User:Zatricky/DeltaMirrorFromNonDelta

From ArchWiki

Overview

Make a mirror available with deltas where the source repository is *not* available with deltas:

After basic testing, will create ba/sh-form script


Also see:

https://wiki.archlinux.org/index.php/Deltup
https://github.com/sabooky/archdelta
https://bbs.archlinux.org/viewtopic.php?id=92085

Summary of procedure

On first sync:

  • 1. configure a separate mirror path for the delta *version* of the mirror
  • 2. use the standard rsync method to an “offline” path
  • 3. configure hard links from the delta mirror to the same locations in the main mirror only for package files
  • 4. use repo-add to add all .pkg files to new $repo.db files (how does the signing work? Does it create a new .sig for the package or does it only sign the .db?), security of signing previously unsigned packages or automatically rejecting invalid packages/signatures

Subsequent syncs:

  • 5. (As with 2 above). Complete normal sync to the offline path.
  • 6. (As with 3 above). Sync hard links from the delta mirror to the same locations in the main mirror only for package files
  • 7. use repo-add to add only the new files. Use -d switch to automatically create deltas (as above, signed??)
  • 8. remove old .pkg files
  • 9. remove old deltas? Find an easy/KISS way to determine when old deltas are using up too much disk that pacman won’t bother using them. Can repo-* do this part automatically? If it does, would repo-add *only* remove the db entry or would it also delete the .delta file?
  • 10. update lastsync

Questions still unanswered:

By creating lots of .delta files in /$repo/os/$arch/ might there be duplicates for multilib packages wasting mirror diskspace? Should we follow the symlinks in /$repo/os/$arch/ to /pool/packages/ and mv && ln -s as is done with the .pkg files?
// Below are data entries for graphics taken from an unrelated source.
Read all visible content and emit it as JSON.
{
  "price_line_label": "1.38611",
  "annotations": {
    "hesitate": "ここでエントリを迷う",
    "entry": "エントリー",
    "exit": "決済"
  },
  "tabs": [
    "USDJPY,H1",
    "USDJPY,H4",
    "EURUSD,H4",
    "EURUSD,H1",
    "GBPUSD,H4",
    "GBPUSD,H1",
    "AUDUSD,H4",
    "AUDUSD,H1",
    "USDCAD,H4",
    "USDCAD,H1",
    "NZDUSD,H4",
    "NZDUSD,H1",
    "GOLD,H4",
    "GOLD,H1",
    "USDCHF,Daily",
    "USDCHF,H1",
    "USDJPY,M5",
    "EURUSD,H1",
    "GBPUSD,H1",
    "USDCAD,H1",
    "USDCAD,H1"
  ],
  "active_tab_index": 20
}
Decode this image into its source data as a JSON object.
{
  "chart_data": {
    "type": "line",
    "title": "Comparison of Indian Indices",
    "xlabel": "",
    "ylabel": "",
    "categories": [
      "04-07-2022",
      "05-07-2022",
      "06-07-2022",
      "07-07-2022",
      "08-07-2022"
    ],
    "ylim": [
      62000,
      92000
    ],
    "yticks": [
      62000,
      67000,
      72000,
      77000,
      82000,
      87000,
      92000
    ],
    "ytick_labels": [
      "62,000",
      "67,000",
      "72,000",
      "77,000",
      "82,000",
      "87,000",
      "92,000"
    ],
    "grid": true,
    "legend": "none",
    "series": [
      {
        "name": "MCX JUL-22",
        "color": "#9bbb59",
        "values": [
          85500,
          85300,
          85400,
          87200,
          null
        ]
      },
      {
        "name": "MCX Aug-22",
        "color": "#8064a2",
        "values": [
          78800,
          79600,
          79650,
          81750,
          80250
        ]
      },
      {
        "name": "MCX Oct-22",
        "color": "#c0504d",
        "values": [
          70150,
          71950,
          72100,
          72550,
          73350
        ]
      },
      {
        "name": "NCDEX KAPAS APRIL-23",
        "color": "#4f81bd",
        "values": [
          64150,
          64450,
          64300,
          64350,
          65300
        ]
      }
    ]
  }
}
What is repo-elephant?? lol.

Detail

1. configure a separate mirror path for the delta version of the mirror without the dbs:

mkdir -p /srv/ftp/pub/archlinux-delta

2. use standard rsync method with delete:

rsync -rtlvH --delete-after --delay-updates --safe-links --max-delete=1000 rsync://source-server/archlinux/ /srv/ftp/.hidden/archlinux/

3a. get lists of all new package files for each repo/os/arch:

comm -23 <(cd /srv/ftp/.hidden/archlinux/ ; find) <(cd /srv/ftp/pub/archlinux-delta; find) | grep \.pkg > $newlist
comm -13 <(cd /srv/ftp/.hidden/archlinux/ ; find) <(cd /srv/ftp/pub/archlinux-delta; find) | grep \.pkg > $oldlist

3b. sync package files across via hard links only:

rsync -aplx --link-dest=/srv/ftp/.hidden/archlinux/ --exclude lastsync --exclude '*.db' --exclude '*.db.tar.gz' --exclude '*.abs.tar.gz' --exclude '*.files' --exclude '*.files.tar.gz' /srv/ftp/.hidden/archlinux/ /srv/ftp/pub/archlinux-delta/

4. Create new $repo.db as appropriate:

cd /srv/ftp/pub/archlinux-delta/$repo/os/$arch/ ; repo-add -s -k <key> $repo.db *.pkg{,.tar{,.{bz2,gz,xz,Z}}}

5. As with 2 above

6. As with 3 above

7. For each .pkg applicable in newlist, run repo-add with with “-d” to automatically create a delta:

cd /srv/ftp/pub/archlinux-delta/$repo/os/$arch/ ; repo-add -s -k <key> -d $repo.db <package.pkg.ext>

Cannot use the original $repo.db every time as the original $repo.db will not contain any delta data

8a. remove all old package files:

for i in `grep pool\/packages oldlist` ; do rm -f $i ; done

AND/OR??

for i in `ls -l /srv/ftp/pub/archlinux-delta/pool/packages/ | awk '{print $2 " " $8}' | grep ^1\ | awk '{print $2}'` ; do rm -f $i ; done

Both methods have edge cases where files might be “missed” however both edge cases are covered by their alternative method.

8b. remove all broken symlinks:

find -L /srv/ftp/pub/archlinux-delta -type l -delete

9. remove old irrelevant deltas:

find /srv/ftp/pub/archlinux-delta -ctime +90 -name \*.delta -exec repo-remove {} \;

10. Update lastsync

rsync /srv/ftp/.hidden/archlinux/lastsync /srv/ftp/pub/archlinux-delta/